Editorial
Unregulated ship-breaking industry
Recipe for human and environmental disaster
Once again the people and the environment in Chittagong are exposed to toxic hazards emanating from a ship-breaking yard. Only last year, a similar incident in the same area affected animal and plant life. In June 2000 as many as forty workers were killed in two separate incidents of fire in ships that were being dismantled.As per reports, at present, as many as 60-80 large ships are dismantled, in as many as 32 ship-breaking yards every year, but none has ever been regulated and most of them fall short, in many respects, of national and international standards. There are several reasons why such accidents occur. First, most of the ships that are now being sold out as scraps are of the 70s vintage in which large amounts of toxic substances like asbestos, paints containing cadmium, etc were used. Second, these are not decontaminated as per regulations before being sold out as ships-for-scrap. Third, there is lack of proper equipment and safety in these yards. Lastly, there is a lack of effective checks to ensure that the workers as well as the environment are not exposed to potential hazards that unregulated ship-breaking might bring upon. Admittedly, over the past thirty years the ship-breaking industry has come to provide jobs for as many as thirty thousand people in our coastal belt, apart from supplying raw material for our steel mills. But one of the reasons the ship-breaking industry in Bangladesh has expanded so fast is the somewhat more stringent regulations in our neighbouring country in this regard and the laxity in following whatever regulations are in place in Bangladesh.
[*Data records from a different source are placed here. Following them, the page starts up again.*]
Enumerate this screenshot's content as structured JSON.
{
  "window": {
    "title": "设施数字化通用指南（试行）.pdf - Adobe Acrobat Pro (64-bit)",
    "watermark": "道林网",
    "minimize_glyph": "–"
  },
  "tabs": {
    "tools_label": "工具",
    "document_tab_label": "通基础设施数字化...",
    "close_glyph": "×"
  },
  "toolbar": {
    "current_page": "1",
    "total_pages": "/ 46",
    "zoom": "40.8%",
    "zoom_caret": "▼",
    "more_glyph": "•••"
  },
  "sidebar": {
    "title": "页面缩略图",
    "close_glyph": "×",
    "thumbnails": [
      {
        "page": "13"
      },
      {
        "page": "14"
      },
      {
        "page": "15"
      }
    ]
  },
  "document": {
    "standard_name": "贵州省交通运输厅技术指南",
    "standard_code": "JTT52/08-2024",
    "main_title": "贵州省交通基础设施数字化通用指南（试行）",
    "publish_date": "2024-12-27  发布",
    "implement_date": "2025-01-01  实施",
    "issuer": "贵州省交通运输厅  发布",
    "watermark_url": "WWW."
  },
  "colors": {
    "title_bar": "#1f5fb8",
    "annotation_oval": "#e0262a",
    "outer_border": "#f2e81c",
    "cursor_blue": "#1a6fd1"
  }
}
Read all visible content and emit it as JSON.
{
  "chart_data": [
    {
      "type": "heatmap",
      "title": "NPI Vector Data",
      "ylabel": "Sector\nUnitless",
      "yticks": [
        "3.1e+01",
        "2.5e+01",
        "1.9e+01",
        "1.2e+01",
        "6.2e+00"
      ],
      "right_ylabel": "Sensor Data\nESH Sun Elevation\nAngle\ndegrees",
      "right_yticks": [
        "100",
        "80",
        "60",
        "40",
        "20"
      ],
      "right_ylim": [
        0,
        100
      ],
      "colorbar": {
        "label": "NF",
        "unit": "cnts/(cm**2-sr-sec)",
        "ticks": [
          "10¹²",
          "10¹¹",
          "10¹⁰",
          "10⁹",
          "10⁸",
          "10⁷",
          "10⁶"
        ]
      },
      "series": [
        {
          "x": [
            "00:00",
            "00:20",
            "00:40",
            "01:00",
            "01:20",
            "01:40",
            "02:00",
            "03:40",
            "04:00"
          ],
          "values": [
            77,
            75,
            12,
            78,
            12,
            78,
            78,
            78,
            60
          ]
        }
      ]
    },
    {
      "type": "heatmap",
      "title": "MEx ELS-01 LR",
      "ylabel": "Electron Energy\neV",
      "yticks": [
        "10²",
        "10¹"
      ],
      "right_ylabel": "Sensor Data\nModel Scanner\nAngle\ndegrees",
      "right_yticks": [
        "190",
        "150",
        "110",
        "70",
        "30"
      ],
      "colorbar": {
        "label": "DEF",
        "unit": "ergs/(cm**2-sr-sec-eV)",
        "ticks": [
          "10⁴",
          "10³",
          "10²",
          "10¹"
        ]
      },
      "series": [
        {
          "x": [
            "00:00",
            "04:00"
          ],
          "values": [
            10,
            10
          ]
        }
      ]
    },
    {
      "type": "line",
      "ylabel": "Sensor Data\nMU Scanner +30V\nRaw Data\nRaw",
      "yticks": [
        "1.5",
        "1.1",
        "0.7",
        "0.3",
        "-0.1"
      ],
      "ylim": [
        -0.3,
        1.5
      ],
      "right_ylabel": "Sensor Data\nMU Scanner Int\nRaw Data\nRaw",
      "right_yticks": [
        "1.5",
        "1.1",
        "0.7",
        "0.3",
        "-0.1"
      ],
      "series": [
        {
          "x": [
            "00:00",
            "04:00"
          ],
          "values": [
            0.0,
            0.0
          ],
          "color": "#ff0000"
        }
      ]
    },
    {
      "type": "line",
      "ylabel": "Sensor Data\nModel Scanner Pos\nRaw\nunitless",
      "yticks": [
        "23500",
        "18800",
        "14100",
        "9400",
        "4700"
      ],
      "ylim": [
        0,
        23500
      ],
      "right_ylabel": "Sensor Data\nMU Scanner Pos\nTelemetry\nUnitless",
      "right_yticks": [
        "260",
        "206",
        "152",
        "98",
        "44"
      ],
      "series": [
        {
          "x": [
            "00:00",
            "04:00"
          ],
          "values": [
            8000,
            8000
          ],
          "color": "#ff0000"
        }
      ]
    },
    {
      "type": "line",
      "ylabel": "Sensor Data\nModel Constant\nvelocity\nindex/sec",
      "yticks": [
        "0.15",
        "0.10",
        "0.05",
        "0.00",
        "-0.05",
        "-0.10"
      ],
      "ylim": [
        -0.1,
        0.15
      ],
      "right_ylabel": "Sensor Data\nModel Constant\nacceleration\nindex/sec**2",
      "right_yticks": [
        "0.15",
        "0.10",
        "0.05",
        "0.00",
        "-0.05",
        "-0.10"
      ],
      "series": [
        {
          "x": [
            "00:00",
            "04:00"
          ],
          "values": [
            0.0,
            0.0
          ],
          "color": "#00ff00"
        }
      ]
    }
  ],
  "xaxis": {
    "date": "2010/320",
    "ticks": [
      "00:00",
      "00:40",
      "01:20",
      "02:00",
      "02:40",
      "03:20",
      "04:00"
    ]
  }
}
Regrettably, the government has paid little heed to calls by environmentalists and the media to reign in the irregularities, nor has it joined hands with nations that are involved in this trade to demand decontamination by western countries that supply the ships-for-scrap. We feel that the responsibility to ensure the industry's proper development, keeping the safety and security of workers and environment in focus, devolves on both the ship-breakers and the government. The industry cannot be allowed to be a provider as well as a destroyer at the same time. Failure to stem the rot may spell greater disaster in future.